In a recent article for The Players Tribune, Toronto Blue Jays right fielder, Jose Bautista took the media, and others, to task for criticizing his reaction (flipping his bat) to hitting a three-run, game and series winning home run against the Texas Rangers in the ALDS playoffs. Was it the first or even the best bat flip ever? I don’t think so. Sam Dyson, the Rangers Pitcher who threw the historic pitch to Bautista made the following comment regarding the incident.
“Jose needs to calm that down, just kind of respect the game a little more. He’s a huge role model for the younger generation that’s coming up playing this game, and I mean he’s doing stuff that kids do in Wiffle ball games and backyard baseball. It shouldn’t be done.”
Personally, I think that’s a bit extreme. If Dyson had been referring to the dangers of tossing a bat on the field, I’d have to agree. Teaching kids to be cognizant of the danger bat tossing presents is the responsibility of parents and coaches at every level. However, I’m certain Mr. Dyson was more concerned that Bautista was showing too much emotion. If that’s the case, I have to disagree. Teaching kids that emotions aren’t part of the game is wrong.
Emotions = passion. And without passion, there is no game.

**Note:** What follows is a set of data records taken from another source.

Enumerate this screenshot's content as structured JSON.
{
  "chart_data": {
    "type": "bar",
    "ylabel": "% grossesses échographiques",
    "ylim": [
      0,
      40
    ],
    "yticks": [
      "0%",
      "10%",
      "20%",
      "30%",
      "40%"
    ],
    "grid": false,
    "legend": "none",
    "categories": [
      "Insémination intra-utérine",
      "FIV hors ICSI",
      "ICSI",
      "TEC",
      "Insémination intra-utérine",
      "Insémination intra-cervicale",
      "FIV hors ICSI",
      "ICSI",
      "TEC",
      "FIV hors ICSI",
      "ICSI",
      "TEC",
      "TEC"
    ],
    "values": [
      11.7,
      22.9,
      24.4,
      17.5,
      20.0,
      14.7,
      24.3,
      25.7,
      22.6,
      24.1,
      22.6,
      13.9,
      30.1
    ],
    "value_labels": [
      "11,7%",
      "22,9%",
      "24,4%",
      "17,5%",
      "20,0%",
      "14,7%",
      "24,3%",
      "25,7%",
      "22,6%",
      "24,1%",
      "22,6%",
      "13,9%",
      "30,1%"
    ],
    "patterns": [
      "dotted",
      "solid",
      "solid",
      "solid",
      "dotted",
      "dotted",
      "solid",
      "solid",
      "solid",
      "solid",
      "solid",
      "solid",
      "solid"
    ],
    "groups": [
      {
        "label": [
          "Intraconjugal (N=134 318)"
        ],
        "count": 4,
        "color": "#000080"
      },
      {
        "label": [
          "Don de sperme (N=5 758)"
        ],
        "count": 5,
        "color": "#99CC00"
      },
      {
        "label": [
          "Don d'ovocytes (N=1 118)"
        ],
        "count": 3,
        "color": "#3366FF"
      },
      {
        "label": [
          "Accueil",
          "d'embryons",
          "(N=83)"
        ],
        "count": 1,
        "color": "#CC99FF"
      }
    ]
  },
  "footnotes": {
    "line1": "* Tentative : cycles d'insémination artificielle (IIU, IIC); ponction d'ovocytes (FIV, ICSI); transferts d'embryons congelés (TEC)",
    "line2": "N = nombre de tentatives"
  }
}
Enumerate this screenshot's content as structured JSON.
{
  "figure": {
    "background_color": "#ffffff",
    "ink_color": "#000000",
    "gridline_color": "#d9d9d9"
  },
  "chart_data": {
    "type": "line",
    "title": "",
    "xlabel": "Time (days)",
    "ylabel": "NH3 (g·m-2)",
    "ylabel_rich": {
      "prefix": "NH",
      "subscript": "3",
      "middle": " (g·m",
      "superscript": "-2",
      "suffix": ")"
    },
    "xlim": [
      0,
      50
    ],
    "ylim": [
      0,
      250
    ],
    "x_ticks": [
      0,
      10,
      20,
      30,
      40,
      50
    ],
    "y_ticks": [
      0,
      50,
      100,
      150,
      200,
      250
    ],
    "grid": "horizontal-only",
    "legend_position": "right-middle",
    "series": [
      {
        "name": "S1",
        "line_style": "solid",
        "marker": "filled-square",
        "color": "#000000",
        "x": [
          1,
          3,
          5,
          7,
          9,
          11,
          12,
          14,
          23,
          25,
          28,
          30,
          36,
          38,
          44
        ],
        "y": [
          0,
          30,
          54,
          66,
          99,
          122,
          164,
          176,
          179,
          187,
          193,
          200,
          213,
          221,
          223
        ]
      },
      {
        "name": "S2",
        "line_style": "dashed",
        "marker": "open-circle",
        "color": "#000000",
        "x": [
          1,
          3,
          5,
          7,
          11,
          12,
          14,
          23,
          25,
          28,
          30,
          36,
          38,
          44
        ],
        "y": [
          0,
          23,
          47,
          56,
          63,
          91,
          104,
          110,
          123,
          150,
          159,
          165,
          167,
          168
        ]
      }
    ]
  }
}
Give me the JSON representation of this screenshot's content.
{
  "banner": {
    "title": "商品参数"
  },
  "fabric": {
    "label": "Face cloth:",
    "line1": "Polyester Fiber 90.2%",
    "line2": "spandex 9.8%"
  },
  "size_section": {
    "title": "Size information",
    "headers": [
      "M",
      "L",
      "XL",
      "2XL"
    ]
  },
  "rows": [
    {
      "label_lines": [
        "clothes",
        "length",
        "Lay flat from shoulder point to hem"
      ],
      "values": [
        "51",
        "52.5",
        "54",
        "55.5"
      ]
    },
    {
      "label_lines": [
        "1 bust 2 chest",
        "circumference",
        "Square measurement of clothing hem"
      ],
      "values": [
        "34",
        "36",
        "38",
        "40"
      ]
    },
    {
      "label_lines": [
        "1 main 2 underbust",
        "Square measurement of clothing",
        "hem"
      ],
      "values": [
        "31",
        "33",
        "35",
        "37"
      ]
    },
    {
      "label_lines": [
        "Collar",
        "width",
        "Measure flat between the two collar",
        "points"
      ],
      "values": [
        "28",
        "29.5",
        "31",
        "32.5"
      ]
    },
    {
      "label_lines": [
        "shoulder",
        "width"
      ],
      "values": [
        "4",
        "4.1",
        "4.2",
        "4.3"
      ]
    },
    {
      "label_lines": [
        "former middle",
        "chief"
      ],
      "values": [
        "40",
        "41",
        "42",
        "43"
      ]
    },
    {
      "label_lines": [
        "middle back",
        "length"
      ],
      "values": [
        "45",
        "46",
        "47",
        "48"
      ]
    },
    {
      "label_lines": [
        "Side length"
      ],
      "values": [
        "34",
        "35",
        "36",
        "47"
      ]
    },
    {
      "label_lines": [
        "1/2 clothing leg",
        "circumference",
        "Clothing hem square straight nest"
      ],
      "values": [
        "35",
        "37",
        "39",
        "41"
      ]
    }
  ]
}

Mr. Bautista explains how he was caught up in the moment, and meant no disrespect for the opposing team. Breaking his well-written explanation down to something we can all relate to—he was celebrating. It doesn’t take a genius to figure this out. Of course he was celebrating. He’d just knocked the ball out of the park to win an important game for his team. Fans experience the high of winning right along with the player(s) responsible for the win. Without the outward expressions of the player’s glee, we might as well be watching paint dry. Imagine these scenes minus the emotion. Since 1961, ABC has opened their weekly sports recap show, The Wide World of Sports, with a saying that sums it up for every player and sports enthusiast. It’s why athletes do what they do. It’s why we watch. It’s the thrill of victory and the agony of defeat.